T.C Sağlık Bakanlığı 1993'den bu yana tüm Türkiye kapsamında fenilketonüri tarama programını başlatmıştır. Doğum yapılan tüm kuruluşlar, bebek hastaneden taburcu edilirken (yaşamın ilk haftası içinde) topuğundan özel bir filtre kağıdına birkaç damla kan örneği almakla görevlendirilmiştir. Ayrıca yenidoğan ve süt çocuğu izlemlerinin ve aşılarının yapıldığı Ana Çocuk Sağlığı ve Aile Planlaması Merkezleri, Sağlık Ocakları ve özel hekim muayenehanelerine de tarama için kullanılan özel filtre kağıtları dağıtılmakta, örnekler alınmaktadır. Toplanan örnekler T.C Sağlık Bakanlığına bağlı Yenidoğan Tarama Merkezlerine gönderilir. Ülkemizde dört Yenidoğan Tarama Merkezi mevcuttur. (Hacattepe Tıp Fakültesi-Ankara; İstanbul Tıp Fakültesi-İstanbul; Dokuz Eylül Tıp Fakültesi-İzmir; Cumhuriyet Tıp Fakültesi-Sivas). Tarama testi 3 hafta içerisinde tamamlanır ve şüpheli bulunan bebekler merkeze davet edilir. Kontrol testlerle hastalığı kesinleşen bebekte hemen tedaviye başlamak gerekir. Tarama testi için kan örneği doğumdan sonraki ilk 24 saat içinde alınmışsa, yalancı negatiflik riski nedeniyle test tekrar edilmelidir

Tedavi edilmeyen bebeklerde ilk aylarda ailenin ya da hekimin fark edebileceği herhangi bir belirti gözlenmez. Aylar ilerledikçe bebeğin çevreye karşı ilgisinin az olduğu, normal gelişim basamaklarını izlemediği görülür. Bebek başını tutma, oturma, yürüme gibi becerilerde yaşıtlarından geri kalır. Zamanla havaleler tabloya eklenebilir. Tedavi edilmeyen fenilketonüri kalıcı zihinsel engelliliğe neden olur. İlk bir ay içinde tedavisi başlanmış ve düzenli olarak sürdürülmüş fenilketonürüli çocuklar tamamen sağlıklı olarak büyürler.

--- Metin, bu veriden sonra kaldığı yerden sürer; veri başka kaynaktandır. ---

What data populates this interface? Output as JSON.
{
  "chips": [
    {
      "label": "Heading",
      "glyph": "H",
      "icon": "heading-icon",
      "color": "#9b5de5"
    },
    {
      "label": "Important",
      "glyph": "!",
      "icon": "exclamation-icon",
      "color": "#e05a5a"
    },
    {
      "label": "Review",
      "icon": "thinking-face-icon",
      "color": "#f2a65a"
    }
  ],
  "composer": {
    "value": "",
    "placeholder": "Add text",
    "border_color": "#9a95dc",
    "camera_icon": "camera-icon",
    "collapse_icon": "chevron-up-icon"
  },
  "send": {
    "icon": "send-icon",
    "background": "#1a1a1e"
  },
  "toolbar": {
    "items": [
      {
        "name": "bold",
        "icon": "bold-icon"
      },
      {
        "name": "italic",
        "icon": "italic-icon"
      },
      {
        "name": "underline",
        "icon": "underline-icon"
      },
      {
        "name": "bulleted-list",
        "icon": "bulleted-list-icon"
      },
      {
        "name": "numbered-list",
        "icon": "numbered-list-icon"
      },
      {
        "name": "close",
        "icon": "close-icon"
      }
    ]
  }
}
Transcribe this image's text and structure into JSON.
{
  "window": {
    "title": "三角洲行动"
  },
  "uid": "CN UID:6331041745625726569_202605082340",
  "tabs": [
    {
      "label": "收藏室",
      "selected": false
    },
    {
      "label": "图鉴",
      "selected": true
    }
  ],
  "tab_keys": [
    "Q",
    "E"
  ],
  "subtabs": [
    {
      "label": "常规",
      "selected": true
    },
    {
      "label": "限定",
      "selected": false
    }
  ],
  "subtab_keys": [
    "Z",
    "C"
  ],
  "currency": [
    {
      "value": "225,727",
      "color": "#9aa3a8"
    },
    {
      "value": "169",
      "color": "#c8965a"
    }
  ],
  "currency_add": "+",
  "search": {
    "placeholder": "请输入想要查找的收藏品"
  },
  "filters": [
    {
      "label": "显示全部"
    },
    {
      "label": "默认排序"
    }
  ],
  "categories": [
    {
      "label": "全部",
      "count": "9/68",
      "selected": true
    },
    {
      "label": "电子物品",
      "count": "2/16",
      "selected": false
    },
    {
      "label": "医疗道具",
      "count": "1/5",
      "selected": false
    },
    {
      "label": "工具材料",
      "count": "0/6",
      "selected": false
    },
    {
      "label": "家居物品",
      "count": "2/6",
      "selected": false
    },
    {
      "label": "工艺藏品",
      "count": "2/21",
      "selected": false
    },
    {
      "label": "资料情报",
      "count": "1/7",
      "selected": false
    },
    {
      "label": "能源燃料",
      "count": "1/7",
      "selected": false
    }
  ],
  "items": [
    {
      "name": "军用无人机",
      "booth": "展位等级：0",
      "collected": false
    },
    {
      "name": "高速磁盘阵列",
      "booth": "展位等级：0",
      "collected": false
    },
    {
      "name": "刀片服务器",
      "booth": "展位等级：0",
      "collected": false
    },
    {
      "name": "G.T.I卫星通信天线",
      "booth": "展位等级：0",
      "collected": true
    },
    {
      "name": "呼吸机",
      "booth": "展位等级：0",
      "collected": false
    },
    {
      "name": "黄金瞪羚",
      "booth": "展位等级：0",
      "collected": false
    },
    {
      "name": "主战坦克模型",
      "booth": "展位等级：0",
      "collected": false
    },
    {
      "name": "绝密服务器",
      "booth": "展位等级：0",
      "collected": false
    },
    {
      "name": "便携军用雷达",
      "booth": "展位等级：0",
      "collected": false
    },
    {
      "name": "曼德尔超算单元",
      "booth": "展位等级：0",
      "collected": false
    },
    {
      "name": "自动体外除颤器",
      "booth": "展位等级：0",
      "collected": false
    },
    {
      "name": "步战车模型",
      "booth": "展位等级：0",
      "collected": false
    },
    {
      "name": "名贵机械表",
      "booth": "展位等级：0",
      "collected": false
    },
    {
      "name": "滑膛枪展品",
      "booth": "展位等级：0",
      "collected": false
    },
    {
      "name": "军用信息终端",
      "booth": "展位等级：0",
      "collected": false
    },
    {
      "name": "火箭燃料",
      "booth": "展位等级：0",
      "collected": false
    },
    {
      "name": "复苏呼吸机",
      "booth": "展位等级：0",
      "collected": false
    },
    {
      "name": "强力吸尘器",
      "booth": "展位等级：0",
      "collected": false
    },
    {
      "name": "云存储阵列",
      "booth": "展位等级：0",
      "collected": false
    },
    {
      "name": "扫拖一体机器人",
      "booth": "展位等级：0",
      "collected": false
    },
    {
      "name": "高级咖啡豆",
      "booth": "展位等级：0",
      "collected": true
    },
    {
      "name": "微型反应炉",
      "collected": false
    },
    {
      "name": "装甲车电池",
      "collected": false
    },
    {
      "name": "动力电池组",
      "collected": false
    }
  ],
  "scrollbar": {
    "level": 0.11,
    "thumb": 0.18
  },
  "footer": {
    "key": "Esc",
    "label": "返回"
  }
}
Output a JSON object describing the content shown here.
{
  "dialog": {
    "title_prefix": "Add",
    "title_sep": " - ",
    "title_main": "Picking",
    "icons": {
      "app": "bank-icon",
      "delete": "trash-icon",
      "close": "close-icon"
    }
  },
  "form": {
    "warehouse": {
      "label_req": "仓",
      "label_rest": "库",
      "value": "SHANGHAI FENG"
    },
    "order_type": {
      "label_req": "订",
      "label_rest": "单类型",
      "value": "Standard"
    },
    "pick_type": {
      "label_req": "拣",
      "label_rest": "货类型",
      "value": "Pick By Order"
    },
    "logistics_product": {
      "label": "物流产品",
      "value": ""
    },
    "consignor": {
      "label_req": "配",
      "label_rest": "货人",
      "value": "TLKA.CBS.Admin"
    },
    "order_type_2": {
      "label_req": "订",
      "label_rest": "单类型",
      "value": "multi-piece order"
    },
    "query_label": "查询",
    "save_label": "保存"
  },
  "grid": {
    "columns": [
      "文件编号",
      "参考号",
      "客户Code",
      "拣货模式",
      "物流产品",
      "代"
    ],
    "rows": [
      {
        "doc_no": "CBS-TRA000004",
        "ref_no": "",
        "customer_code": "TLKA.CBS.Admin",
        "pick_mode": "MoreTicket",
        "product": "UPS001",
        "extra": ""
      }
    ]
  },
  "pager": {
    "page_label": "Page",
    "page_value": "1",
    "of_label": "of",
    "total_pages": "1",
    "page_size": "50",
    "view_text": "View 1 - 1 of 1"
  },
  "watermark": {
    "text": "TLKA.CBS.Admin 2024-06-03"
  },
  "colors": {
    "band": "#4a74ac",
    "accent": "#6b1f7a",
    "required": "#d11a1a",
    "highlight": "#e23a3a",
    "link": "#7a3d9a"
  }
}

Proteinli gıda ile beslenmeyle, alınan L-fenilalanin isimli amino asidin, bir diğer amino asit olan Tirosine dönüşememesi ile kanda fenilalanin ve metobolitlerinin birikmesi bu hastalığa neden olur. Bu hastalığın bebeğe geçmesi için hem anne hem de babanın taşıyıcı olması gerekmektedir. Genellikle akraba evliliği yapan ailelerde görülmektedir. Bebekler de 3 aylıktan önce hastalığın tespiti ve dolayısıyla da tedavisinin başlaması gerekmektedir. Yoksa çocuklarda ileri dönemlerde zeka geriliği başlamaktadır.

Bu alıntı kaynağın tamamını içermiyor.